Wood acts as a natural humidity regulator, absorbing humidity in damp conditions and releasing moisture in dry conditions.
Wood is durable. A good quality wood product should, with a little care and maintenance, last a lifetime. Many Victorian houses still have their original wood windows and floors. Your wood sunglasses can last just as long also! Take care of them and you will live old with them.
Wood is a material that's simple to use, to maintain and to repair.
Strong, durable and naturally water-resistant, white oak (Quercus alba) is at home indoors and out. Light to dark brown, rich in tannins and straight-grained with long rays that contribute to figuring, it's the most popular choice for hardwood cabinets, high on the list for flooring and home furnishings, and valued in the construction of bridges, barrels and boats. Its close cousin, red oak, is pink to reddish-brown in color with mostly straight grains and very little figuring. Red oak (Quercus rubra) is more finicky and not recommended for outdoor use.
Sturdy, handsome, versatile maple comes in hard and soft varieties. Sugar maples form the hard type, which is also valued for extremely white sap wood. Wood from red and silver maples have all the qualities of hard maple, but is about 25 percent less dense, making it easier to work with . To find soft maple in the stacks of lumber at your retailer, press your fingernail into the surface of the wood. If your fingernail leaves an impression, it's soft maple.

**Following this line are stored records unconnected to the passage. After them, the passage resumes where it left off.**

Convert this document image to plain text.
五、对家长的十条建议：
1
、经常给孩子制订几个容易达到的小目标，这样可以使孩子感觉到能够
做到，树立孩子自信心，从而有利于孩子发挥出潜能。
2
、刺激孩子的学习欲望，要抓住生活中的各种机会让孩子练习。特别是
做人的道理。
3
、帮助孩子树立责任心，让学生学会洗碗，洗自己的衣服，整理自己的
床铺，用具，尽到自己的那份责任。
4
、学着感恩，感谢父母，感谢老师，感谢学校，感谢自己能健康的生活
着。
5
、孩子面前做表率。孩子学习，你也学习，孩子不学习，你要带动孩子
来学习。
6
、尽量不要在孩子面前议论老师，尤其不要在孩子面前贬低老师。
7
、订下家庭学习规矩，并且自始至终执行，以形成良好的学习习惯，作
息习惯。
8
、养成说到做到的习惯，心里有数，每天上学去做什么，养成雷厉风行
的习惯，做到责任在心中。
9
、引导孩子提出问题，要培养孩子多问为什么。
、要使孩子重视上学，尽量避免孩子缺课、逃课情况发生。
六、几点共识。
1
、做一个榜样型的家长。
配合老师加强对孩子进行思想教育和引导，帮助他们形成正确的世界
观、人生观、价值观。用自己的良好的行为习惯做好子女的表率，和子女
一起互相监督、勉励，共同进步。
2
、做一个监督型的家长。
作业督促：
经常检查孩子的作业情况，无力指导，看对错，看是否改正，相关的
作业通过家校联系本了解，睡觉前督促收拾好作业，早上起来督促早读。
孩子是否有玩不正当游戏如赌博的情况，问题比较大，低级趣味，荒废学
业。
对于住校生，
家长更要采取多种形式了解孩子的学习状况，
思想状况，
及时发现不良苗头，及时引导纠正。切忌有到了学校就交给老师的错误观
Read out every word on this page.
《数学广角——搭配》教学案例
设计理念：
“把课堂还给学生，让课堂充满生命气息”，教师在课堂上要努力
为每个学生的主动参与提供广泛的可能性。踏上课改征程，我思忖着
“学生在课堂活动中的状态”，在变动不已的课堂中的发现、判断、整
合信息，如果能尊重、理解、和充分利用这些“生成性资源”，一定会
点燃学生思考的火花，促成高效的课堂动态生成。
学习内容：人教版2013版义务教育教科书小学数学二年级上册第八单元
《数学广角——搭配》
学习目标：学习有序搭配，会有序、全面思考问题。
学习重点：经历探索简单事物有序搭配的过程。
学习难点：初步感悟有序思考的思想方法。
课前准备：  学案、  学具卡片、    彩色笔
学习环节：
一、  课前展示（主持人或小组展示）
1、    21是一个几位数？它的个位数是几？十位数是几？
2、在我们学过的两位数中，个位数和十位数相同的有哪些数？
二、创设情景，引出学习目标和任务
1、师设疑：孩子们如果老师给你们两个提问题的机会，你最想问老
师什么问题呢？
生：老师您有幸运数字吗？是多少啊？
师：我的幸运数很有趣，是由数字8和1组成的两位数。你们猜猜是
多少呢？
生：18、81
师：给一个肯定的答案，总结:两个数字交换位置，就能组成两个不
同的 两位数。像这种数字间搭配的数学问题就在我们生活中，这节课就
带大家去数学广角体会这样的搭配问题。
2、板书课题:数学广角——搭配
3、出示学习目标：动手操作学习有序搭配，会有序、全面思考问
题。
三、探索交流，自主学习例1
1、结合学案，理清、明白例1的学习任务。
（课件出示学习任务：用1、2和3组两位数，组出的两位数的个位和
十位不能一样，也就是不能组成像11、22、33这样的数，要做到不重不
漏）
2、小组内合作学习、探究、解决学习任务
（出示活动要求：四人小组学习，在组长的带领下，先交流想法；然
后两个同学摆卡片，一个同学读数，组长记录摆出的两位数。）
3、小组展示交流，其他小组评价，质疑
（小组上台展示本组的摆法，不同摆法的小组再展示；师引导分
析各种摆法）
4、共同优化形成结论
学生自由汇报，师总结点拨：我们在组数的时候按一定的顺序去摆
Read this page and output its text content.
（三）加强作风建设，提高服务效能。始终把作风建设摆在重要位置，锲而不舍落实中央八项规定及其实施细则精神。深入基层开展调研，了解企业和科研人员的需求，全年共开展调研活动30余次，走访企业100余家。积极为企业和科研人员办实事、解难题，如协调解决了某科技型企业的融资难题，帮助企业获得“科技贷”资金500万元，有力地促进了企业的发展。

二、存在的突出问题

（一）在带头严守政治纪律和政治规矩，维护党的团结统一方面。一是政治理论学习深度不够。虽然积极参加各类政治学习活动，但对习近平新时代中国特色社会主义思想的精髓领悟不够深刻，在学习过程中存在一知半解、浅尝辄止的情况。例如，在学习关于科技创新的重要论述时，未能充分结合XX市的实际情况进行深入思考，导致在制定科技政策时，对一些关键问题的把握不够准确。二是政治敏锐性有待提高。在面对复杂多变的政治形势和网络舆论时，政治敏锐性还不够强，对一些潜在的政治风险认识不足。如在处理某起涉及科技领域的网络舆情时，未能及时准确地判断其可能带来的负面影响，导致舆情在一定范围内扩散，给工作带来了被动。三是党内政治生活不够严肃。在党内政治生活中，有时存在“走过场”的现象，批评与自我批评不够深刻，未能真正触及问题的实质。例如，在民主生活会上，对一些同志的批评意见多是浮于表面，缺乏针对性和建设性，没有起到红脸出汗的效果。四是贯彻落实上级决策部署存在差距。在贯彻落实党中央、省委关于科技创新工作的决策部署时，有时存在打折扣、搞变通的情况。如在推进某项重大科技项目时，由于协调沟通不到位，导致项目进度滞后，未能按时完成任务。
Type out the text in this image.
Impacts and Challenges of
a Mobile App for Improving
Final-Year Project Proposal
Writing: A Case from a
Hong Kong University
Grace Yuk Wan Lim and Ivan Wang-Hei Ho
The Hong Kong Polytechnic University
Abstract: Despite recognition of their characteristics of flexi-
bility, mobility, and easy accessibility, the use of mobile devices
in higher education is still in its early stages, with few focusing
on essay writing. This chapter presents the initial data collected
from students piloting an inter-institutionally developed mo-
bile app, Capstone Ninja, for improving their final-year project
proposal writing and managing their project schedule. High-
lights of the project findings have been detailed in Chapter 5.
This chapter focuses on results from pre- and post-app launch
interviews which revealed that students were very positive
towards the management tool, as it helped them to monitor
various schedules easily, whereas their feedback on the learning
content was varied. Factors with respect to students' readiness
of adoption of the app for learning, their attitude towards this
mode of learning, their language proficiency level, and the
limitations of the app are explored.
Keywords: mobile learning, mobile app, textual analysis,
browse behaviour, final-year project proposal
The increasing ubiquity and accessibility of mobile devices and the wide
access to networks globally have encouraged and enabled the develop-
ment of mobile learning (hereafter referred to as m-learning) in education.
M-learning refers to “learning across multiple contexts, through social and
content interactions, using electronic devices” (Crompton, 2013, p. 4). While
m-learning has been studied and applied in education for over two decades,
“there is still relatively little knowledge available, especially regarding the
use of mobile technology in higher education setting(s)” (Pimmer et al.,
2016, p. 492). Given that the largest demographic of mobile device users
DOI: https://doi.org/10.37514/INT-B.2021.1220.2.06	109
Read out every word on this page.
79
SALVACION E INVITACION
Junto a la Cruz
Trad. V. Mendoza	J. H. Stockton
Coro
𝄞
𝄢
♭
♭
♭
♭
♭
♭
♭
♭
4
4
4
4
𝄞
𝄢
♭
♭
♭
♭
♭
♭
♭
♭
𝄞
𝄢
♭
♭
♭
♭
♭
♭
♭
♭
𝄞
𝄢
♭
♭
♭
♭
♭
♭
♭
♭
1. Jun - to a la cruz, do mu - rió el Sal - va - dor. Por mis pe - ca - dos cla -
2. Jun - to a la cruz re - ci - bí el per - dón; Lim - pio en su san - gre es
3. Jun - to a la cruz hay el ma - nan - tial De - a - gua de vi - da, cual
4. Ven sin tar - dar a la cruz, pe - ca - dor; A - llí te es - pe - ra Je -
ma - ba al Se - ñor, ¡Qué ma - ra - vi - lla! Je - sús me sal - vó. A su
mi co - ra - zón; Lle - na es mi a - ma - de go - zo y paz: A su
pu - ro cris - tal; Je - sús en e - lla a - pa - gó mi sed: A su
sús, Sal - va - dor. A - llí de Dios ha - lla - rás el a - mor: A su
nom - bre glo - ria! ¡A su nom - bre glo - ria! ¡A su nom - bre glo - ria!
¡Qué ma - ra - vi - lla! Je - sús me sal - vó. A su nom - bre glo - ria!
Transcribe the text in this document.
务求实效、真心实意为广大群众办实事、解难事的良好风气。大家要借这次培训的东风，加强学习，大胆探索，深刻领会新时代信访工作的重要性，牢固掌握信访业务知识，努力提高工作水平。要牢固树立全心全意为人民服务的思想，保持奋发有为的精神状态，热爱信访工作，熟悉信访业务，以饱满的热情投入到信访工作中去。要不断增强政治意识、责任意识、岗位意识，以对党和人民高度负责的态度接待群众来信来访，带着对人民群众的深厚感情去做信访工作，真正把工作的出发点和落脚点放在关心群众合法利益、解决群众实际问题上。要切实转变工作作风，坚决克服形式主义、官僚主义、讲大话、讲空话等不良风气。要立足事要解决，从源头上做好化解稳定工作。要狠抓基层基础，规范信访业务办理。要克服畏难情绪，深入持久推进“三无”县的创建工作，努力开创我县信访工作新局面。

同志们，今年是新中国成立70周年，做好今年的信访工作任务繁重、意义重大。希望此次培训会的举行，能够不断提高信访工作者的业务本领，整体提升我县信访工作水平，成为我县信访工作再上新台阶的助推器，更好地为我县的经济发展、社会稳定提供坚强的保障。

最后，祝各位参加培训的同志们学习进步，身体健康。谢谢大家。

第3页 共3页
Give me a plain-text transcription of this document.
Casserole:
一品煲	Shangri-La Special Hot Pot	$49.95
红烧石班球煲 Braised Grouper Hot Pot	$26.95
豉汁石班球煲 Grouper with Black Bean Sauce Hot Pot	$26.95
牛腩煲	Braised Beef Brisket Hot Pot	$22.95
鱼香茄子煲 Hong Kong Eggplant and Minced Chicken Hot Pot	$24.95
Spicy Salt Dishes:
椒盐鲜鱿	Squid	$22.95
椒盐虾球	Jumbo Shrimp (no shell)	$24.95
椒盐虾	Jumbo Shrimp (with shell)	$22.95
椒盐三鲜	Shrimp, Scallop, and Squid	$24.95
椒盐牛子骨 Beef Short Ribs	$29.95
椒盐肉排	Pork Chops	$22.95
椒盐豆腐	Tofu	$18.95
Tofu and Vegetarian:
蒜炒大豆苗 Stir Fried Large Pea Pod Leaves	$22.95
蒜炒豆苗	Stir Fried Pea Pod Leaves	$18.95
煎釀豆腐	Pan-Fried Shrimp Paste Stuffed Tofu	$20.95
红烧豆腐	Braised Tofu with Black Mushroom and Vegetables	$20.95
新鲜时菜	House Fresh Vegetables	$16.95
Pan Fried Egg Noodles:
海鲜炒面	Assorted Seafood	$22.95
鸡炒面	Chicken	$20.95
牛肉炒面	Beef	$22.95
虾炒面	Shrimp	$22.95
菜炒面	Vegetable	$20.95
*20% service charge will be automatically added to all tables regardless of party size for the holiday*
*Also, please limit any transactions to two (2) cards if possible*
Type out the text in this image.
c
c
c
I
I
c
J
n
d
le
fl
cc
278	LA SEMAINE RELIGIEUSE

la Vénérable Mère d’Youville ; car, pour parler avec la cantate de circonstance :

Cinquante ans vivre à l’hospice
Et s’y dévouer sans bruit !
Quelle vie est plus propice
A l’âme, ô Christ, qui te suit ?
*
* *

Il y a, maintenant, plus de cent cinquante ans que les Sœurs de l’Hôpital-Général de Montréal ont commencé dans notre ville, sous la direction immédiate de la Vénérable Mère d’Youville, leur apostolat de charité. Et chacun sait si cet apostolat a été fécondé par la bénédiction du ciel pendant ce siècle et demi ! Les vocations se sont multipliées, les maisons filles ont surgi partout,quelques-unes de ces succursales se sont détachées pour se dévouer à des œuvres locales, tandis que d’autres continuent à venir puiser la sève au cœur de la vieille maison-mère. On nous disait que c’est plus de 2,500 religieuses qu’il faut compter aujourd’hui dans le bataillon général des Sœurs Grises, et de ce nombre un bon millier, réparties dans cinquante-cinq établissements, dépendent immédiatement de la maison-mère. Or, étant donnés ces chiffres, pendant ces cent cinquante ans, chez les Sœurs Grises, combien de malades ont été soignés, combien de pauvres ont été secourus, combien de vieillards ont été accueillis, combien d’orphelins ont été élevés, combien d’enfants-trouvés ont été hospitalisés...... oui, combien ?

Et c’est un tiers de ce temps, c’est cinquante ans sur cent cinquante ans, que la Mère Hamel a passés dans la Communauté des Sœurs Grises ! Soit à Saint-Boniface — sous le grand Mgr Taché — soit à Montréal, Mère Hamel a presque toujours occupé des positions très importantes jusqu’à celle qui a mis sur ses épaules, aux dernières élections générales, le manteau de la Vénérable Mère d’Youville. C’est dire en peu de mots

Mahogany's fine texture and deep, rich color have made it the world's choice for fine furniture for centuries. A tropical wood, mahogany is also tough enough for outdoor and industrial use. Furniture-quality mahogany comes from Central and South America and the Caribbean. The heartwood starts out with pink, salmon and red tones that age to rich reds and browns. The grain can be straight or wavy, with swirl, quilted or ribbon stripe figures commonly occurring. This type of mahogany is easy to work and easy on your tools. If your selection is highly figured, use fine blades and small cuts to avoid tearing and chipping. Lush and lustrous to begin with, mahogany from the Americas is easy to polish to a smooth, glassy finish.
4) Black Cherry
Pink to reddish hues are characteristic of black cherry, but the wood is photosensitive and darkens quickly if exposed to sunlight. Cherry is blessed with a straight grain and fine texture. Wavy growth rings give it interest and personality, and it often presents with a swirl figure. Softer and less dense than white ash and oak, cherry is easy to machine, nail and glue. It's somewhat brittle, though, and may split, chip or crack if you drop it or ask it to carry too much weight. Cherry bends with relative ease and finishes smoothly with sanding and polishing.
5) White Ash
Kiln-dried, turned and clear-coated, white ash becomes the driving force of line-drives and grand slams in America's pastime, baseball. This shock-resisting wood is also known for its ability to deliver slap-shots in chilly ice arenas, sink snooker balls in smoky parlors and navigate a thrilling whitewater run. If you're more handy than athletic, check out your hand tools. Many of them probably sport handles made from ash.